Tuesday 12 April 2011

Here Comes Everybody

I've just been reading Here Comes Everybody - Clay Shirky's book on how the internet and technology is changing group dynamics. The church may not be a corporation (though Clay describes it as "just as hierarchial") but is based on people groups. As human interaction, communication and culture change, what will the church's response be?


The book's main premise (with plenty of examples) is that the convenience and reach of the internet fundamentally changes the way humans can interact in groups. At one end of the spectrum this increases the corporate efficiency, and at the other end this allows previously 'too hard' activities to become possible. As Clay puts it,
"we didn't realise how many things were [possible] because, prior to the current era, the alternative to institutional action was usually no action. Social tools provide a third alternative: action by loosely structured groups, operating without managerial direction and outside the profit motive."

Put more simply, "The internet means you don't have to convince anyone else that something is a good idea before trying it" and "since anyone can act, the ability of people in charge to kill initiatives through inaction is destroyed."

This obviously means that lots of things are tried and fail. But also, a lot of things that institutions could never do are now possible. Clay makes frequent reference to Wikipedia, the largest, most comprehensive and most up-to-date encyclopedia, constructed almost entirely from volunteer effort.

Of course, it does sometimes require new thinking. Clay tells his own story about a company's closed-minded attitude to a new idea: "They didn't care if it worked in fact, because they were already sure it wouldn't work in theory." Of course, it did work and that company went slowly out of business.

This brings me to the church example cited in the book. Sadly, it's a story of the church trying to prevent a cross-parish group from forming; resisting the changes of the current age, and trying to exert authority/dominance by controlling the communication between churchgoers. Suffice to say, it didn't go well (though the same strategy had worked 10 years earlier when technology was less prevalent).

And that's one of the lessons of the book. Time moves on. It's not like a car trip, where one can pull over and stop. It's more like a paddling a kayak in a fast-moving river where "our principal challenge is not to decide where we want to go, but rather to stay upright as we go there."

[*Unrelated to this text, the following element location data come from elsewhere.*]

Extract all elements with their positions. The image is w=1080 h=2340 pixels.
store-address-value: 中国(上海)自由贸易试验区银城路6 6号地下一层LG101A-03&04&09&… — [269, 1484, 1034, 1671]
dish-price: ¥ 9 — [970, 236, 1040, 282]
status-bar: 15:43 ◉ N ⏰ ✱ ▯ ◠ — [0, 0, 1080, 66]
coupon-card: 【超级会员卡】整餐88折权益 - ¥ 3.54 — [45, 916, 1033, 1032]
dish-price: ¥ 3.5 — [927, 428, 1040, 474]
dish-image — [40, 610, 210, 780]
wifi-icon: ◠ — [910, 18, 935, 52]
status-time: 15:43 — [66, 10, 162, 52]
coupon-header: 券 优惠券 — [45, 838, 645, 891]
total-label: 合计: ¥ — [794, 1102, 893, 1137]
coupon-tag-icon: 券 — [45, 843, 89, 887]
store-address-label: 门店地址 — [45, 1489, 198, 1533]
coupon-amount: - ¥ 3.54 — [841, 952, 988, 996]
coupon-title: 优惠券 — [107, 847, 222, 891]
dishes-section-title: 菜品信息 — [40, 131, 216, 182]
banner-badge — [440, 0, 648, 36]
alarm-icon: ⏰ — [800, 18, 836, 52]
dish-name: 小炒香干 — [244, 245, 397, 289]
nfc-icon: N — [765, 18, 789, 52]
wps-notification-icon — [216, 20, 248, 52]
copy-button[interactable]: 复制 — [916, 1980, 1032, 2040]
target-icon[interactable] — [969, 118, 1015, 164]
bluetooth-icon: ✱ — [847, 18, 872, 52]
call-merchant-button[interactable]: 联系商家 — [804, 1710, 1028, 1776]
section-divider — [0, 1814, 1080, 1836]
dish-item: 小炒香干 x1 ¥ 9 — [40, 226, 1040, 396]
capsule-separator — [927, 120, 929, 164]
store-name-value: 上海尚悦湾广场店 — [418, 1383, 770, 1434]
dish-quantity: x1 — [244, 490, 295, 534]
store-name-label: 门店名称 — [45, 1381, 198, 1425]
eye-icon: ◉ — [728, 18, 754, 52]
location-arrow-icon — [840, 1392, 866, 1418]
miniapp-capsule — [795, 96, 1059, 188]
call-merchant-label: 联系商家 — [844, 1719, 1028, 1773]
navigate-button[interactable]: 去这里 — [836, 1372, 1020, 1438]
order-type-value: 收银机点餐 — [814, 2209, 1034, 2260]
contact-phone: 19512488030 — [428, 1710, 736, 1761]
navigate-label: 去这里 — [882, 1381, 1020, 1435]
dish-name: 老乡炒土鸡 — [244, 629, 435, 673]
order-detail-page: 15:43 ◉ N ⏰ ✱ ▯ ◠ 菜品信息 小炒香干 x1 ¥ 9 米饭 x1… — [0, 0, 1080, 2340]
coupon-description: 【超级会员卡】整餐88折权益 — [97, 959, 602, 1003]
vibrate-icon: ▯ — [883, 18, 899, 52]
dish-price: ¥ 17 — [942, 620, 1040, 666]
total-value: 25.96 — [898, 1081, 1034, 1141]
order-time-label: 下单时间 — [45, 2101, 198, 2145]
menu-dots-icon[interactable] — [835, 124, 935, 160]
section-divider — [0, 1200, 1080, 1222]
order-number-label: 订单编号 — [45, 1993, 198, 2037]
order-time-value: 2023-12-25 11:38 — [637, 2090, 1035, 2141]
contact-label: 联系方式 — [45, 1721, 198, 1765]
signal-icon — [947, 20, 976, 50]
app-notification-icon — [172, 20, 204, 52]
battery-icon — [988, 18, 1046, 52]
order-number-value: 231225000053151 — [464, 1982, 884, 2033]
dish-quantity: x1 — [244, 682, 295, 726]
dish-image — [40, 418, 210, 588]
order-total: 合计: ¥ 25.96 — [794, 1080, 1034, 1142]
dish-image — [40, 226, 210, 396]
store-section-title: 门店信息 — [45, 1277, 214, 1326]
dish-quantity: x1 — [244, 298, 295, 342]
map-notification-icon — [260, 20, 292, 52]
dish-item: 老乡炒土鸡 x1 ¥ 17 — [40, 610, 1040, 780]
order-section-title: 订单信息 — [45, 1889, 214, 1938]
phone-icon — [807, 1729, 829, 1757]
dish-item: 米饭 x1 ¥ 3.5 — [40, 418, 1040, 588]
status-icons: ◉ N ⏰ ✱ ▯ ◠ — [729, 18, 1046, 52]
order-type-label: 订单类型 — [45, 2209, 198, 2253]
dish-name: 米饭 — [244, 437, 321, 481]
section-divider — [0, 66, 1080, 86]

But probably the best summation comes right near the end of the book. Speaking about young people "they know fewer useless things than we do". Clay expands on what he means by this:
I know that newspapers are where you get your political news and how you look for a job. I know that music comes from stores. I know that if you want to have a conversation with someone, you call them on the phone. I know that complicated things like software and encyclopedias have to be created by professionals. In the last fifteen years I've had to unlearn every one of those things and a million others, because they have stopped being true.
My question is whether the church will cling fearfully to the past, or have the courage to unlearn things that are no longer true, and embrace a new reality.